The album is a push for today's female artists aching to shriek, "It hurts when I girl-group!" It's a display of pillow-clutching pomp hardened with urbane sensibilities — teen sociological studies redolent with the aroma of hair spray and exhaust. For example, war strains our smitten one in "Long Live Our Love" (rather than a predictable rival suitor), while "Leader of the Pack" remains the most potent of era's "death discs." "He Cried" finds assertive lead vocalist Mary Weiss confessing, "And when I told him his kisses were not like before/He cried." The Shangri-Las pined before that dresser mirror, theatrically inflating the moments of everyday teenagedom. But one always got the sense, beyond the tears dabbed for Jimmy or Johnny, they were women who had their shit together.

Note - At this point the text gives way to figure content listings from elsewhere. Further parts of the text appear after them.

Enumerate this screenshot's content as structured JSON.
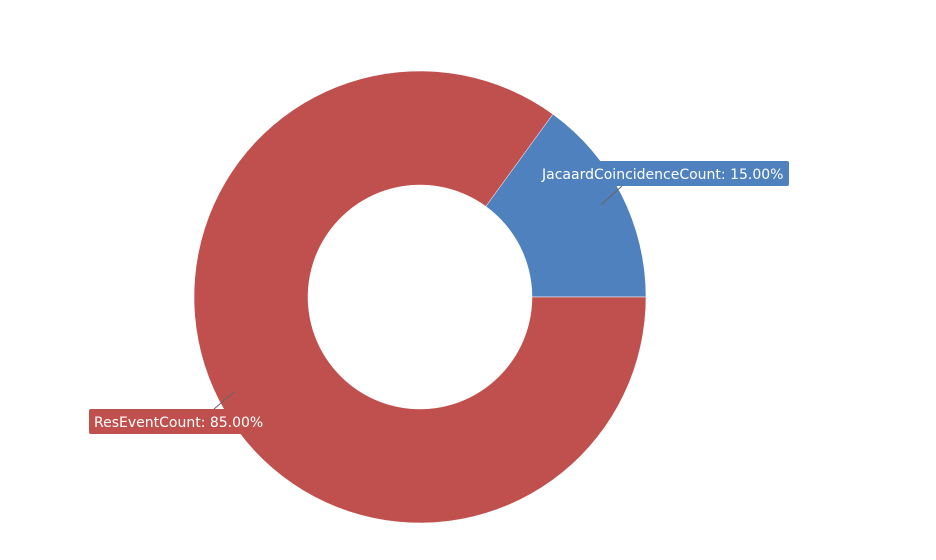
{
  "chart_data": {
    "type": "pie",
    "variant": "donut",
    "title": "",
    "series": [
      {
        "values": [
          {
            "name": "JacaardCoincidenceCount",
            "value": 15.0,
            "label": "JacaardCoincidenceCount: 15.00%",
            "color": "#4e81bd"
          },
          {
            "name": "ResEventCount",
            "value": 85.0,
            "label": "ResEventCount: 85.00%",
            "color": "#c0504e"
          }
        ]
      }
    ],
    "label_text_color": "#ffffff",
    "leader_line_color": "#666666",
    "background": "#ffffff"
  }
}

In some ways, the Shangri-Las and the new English group the Pipettes share a branch in the genre's phylogenetic tree. On We Are the Pipettes, finally released in the States last month, the threesome proclaim themselves "the most prettiest girls you've ever met," decry they've had "enough of sweet," and play the role of flame-stomper in "One Night Stand." Producer Phil Spector once dubbed his girl-group offerings "little symphonies for the kids; the Pipettes, slightly less symphonic, update the kid-centric anthems for tougher days.

That's not to say the Pipettes are the salvation. However, in a girl-group landscape teeming with Top 40 epigones (the reality-TV readiness of the Pussycat Dolls, the airbrushed Girls Aloud, the marketed "girlicious" qualities of the Sugababes), their inclusion is welcome. And yes, the entire genre was built with manufactured constructs — the image of the chin-stroking, cigar-chomping talent scout/manager persists. But for all the prefabrication, the emotion originally captured was legitimately raw, powerful, and genuine. Leader of the Pack forcefully reminds.